Kaylee: H-how did you... g-get on...? Early: Strains the mind a bit, don't it? You think you're all alone. Maybe I come down the chimney, Kaylee. Bring presents to the good girls and boys.

'Objects In Space'


Buffista Movies 7: Brides for 7 Samurai  

A place to talk about movies--old and new, good and bad, high art and high cheese. It's the place to place your kittens on the award winners, gossip about upcoming fims and discuss DVD releases and extras. Spoiler policy: White font all plot-related discussion until a movie's been in wide release two weeks, and keep the major HSQ in white font until two weeks after the video/DVD release.


Scrappy - Apr 21, 2010 8:03:22 am PDT #7782 of 30000
Life moves pretty fast. You don't stop and look around once in a while, you could miss it.

I adore Pulp Fiction. It managed to wrap a pretty fierce morality tale in a flashy cinematic playground--and both worked.


erikaj - Apr 21, 2010 8:15:11 am PDT #7783 of 30000
"already on the kiss-cam with Karl Marx"-

wrod. Jackie Brown was good too, but since then? we've grown estranged.


-t - Apr 21, 2010 9:04:43 am PDT #7784 of 30000
I am a woman of various inclinations and only some of the time are they to burn everything down in frustration

I really hate the facile nihilism of Trainspotting or, for that matter, Fight Club, especially when that sort of adolescent anti-philosophy is glorified as if it were actually about something.

That is the complete opposite of how I see those movies. For me, they expose the non-utility of nihilism while accepting that the superficial appeal is actually appealing.


Frankenbuddha - Apr 21, 2010 9:08:33 am PDT #7785 of 30000
"We are the Goon Squad and we're coming to town...Beep! Beep!" - David Bowie, "Fashion"

That is the complete opposite of how I see those movies. For me, they expose the non-utility of nihilism while accepting that the superficial appeal is actually appealing.

Very well put. That's exactly how I feel about those two movies. I think that can come across to people as trying to have it both ways, but I didn't ultimately feel that way in either of those cases.


Aims - Apr 21, 2010 11:19:14 am PDT #7786 of 30000
Shit's all sorts of different now.

Dear Disney -

Return to Oz.

All I'm sayin.

Wait - I'm also saying shut your piehole.

Luv - The Empress.


Gris - Apr 21, 2010 1:36:41 pm PDT #7787 of 30000
Hey. New board.

I loved Return to Oz.


Polter-Cow - Apr 21, 2010 3:02:20 pm PDT #7788 of 30000
What else besides ramen can you scoop? YOU CAN SCOOP THIS WORLD FROM DARKNESS!

I realized recently that the last four movies I saw in a theater were Dark Knight, Terminator: Salvation, Surrogates, and Inglourious Basterds. So I'm into... explosions.

ME TOO!

I love Fight Club.

I am mixed on Kubrick, I think. I love Dr. Strangelove and A Clockwork Orange, but I'm with Amy on The Shining, I didn't "get" 2001, and I have no idea what I was supposed to get out of Eyes Wide Shut.


Frankenbuddha - Apr 21, 2010 3:09:07 pm PDT #7789 of 30000
"We are the Goon Squad and we're coming to town...Beep! Beep!" - David Bowie, "Fashion"

I have no idea what I was supposed to get out of Eyes Wide Shut.

Well, possibly a hilarious critique of Tom Cruise's closeted life, but I'm not sure how official that was in Kubrick's agenda.


Strega - Apr 21, 2010 5:25:46 pm PDT #7790 of 30000

I have no idea what I was supposed to get out of Eyes Wide Shut.
I think the "Here's something humans do. Isn't that interesting/funny/terrible?" thing applies.

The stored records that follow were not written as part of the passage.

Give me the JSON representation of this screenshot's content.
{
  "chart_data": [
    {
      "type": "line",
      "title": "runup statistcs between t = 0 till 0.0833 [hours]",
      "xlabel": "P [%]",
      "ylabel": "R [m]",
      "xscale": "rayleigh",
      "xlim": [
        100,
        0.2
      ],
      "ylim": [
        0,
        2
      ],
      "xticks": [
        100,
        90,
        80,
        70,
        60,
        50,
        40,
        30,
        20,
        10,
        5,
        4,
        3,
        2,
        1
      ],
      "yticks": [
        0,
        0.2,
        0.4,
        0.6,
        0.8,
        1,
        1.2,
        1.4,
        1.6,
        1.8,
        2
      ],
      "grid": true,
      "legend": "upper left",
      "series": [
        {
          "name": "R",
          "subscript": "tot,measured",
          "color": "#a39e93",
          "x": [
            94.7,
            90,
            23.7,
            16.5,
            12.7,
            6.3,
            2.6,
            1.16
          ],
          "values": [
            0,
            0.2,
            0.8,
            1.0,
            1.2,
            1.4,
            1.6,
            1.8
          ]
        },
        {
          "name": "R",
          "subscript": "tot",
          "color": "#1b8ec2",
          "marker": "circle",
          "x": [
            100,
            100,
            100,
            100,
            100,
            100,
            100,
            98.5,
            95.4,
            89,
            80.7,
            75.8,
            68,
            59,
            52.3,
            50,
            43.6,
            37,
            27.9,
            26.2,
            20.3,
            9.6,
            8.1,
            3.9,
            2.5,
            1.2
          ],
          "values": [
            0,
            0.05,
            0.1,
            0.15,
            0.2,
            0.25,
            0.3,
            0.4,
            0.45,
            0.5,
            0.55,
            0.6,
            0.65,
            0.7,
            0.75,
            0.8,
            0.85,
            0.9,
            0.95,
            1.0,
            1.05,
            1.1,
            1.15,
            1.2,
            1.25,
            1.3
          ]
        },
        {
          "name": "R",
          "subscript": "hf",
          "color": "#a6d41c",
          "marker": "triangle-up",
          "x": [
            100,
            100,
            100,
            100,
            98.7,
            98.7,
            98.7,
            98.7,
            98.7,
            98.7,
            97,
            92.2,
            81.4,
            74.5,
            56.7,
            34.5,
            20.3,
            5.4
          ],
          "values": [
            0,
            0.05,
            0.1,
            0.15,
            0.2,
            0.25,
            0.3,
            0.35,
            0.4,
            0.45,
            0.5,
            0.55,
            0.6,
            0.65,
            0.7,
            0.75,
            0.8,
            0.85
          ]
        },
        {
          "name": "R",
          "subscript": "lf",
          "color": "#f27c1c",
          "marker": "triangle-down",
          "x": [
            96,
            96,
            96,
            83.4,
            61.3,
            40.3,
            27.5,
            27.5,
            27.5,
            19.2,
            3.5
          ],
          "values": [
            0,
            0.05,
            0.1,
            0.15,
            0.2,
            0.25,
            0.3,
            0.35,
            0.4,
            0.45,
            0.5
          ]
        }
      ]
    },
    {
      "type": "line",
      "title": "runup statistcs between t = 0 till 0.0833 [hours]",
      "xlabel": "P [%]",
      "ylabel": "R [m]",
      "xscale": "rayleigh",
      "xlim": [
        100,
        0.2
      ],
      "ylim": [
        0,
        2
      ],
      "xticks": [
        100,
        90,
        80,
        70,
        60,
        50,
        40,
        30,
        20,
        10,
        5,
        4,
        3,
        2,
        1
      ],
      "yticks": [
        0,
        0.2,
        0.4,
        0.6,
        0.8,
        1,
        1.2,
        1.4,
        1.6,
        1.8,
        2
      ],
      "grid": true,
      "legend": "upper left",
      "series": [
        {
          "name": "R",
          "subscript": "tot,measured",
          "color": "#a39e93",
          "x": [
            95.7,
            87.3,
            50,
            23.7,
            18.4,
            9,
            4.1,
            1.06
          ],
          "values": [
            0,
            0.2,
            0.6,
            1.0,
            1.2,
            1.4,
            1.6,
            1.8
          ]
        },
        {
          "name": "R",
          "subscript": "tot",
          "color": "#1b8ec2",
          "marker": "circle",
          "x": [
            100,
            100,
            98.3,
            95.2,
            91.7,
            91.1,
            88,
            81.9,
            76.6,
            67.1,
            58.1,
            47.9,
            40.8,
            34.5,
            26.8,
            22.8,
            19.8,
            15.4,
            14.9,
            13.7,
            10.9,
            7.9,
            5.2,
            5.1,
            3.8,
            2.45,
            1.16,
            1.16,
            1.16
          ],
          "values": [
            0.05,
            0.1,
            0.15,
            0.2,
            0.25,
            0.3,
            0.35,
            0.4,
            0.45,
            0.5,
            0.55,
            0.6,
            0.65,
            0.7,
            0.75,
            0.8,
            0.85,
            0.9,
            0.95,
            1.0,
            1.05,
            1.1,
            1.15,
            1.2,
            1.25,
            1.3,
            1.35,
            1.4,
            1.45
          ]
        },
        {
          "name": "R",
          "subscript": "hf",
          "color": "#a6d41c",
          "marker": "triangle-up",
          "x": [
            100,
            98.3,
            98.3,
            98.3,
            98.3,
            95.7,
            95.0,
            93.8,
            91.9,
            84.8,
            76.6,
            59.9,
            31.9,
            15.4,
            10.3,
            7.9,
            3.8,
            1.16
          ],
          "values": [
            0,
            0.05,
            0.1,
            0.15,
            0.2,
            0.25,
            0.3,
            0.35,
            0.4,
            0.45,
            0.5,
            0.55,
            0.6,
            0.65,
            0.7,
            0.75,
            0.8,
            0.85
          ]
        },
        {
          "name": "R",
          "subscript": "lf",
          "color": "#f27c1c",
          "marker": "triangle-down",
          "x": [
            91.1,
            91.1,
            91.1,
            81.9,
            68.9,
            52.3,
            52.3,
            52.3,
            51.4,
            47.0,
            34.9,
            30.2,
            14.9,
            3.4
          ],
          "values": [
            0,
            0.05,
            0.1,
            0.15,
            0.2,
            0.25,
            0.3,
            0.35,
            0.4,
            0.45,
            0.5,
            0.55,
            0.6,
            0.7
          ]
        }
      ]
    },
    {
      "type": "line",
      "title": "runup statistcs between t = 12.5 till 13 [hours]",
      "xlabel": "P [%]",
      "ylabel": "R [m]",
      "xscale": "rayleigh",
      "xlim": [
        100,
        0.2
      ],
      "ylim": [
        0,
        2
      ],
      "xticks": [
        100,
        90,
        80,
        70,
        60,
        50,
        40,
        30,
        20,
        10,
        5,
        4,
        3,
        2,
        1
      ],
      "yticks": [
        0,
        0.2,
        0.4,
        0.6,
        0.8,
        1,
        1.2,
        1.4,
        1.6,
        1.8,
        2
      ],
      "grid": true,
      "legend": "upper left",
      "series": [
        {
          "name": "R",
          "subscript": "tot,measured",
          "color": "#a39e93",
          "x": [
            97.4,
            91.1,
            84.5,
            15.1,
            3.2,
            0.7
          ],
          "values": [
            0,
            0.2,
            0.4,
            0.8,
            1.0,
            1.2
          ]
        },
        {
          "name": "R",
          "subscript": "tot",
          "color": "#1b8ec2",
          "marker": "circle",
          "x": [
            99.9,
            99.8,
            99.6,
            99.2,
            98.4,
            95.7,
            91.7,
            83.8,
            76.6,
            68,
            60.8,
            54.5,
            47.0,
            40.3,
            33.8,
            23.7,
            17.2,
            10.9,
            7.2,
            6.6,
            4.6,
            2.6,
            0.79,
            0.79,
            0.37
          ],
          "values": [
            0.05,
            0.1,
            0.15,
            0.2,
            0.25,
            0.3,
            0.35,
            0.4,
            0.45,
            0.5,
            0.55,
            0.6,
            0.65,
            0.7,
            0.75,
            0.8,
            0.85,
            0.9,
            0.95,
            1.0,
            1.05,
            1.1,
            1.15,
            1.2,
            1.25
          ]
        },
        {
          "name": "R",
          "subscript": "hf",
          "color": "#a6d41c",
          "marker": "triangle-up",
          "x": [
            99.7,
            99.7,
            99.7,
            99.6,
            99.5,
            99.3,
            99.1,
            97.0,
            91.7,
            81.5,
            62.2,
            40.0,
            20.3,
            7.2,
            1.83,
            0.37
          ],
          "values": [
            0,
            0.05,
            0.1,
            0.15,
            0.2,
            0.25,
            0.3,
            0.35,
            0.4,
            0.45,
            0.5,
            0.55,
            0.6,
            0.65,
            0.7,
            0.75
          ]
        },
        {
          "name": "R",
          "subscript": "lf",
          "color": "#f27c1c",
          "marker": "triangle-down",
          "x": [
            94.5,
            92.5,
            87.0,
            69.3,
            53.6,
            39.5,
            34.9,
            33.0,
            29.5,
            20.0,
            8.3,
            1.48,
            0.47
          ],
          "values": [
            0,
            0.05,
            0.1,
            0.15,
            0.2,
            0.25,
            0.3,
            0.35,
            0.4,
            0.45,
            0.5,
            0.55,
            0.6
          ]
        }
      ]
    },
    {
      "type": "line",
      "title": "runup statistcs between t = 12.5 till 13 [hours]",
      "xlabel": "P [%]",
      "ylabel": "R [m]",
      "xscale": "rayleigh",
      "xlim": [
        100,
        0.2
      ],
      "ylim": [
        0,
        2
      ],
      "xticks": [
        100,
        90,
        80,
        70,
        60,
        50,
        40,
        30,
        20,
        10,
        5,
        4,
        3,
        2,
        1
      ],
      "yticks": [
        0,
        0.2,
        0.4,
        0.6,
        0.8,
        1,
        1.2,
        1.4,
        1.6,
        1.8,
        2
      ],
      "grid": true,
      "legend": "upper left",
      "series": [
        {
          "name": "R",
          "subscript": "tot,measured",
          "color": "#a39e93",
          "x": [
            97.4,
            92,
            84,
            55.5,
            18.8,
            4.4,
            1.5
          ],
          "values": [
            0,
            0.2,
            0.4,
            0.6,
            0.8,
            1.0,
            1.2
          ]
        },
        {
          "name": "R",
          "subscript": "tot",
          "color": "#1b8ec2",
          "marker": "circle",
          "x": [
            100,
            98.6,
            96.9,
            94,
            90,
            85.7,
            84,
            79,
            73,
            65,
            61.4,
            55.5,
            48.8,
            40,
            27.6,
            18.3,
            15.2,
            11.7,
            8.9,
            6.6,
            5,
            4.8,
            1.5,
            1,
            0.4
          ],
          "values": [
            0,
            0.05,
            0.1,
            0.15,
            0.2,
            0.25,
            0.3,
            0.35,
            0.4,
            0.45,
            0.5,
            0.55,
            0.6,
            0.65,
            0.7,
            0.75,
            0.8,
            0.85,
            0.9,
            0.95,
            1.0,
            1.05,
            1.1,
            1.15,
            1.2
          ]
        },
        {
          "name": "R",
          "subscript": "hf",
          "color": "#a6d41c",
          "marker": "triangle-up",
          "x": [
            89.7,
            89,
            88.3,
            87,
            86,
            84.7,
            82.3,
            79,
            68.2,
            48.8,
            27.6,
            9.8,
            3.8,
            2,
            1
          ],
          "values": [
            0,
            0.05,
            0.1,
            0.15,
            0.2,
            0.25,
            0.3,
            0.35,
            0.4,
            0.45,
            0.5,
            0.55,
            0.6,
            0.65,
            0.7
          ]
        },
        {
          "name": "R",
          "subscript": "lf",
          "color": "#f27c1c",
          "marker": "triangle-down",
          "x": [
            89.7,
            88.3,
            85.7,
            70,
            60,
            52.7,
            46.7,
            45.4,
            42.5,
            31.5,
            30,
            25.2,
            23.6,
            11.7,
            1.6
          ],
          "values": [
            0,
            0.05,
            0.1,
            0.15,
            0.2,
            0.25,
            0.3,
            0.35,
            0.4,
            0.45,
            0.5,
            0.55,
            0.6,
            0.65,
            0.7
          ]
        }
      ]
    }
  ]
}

All this had me poking around on the Kubrick site for a while tonight, and this seemed relevant to the misanthropy discussion:

[A]s Kubrick himself remarked to Gene Siskel, "You don't have to make Frank Capra movies to like people."


Sean K - Apr 21, 2010 8:56:25 pm PDT #7791 of 30000
You can't leave me to my own devices; my devices are Nap and Eat. -Zenkitty

I would have liked to see Kubrick's A.I.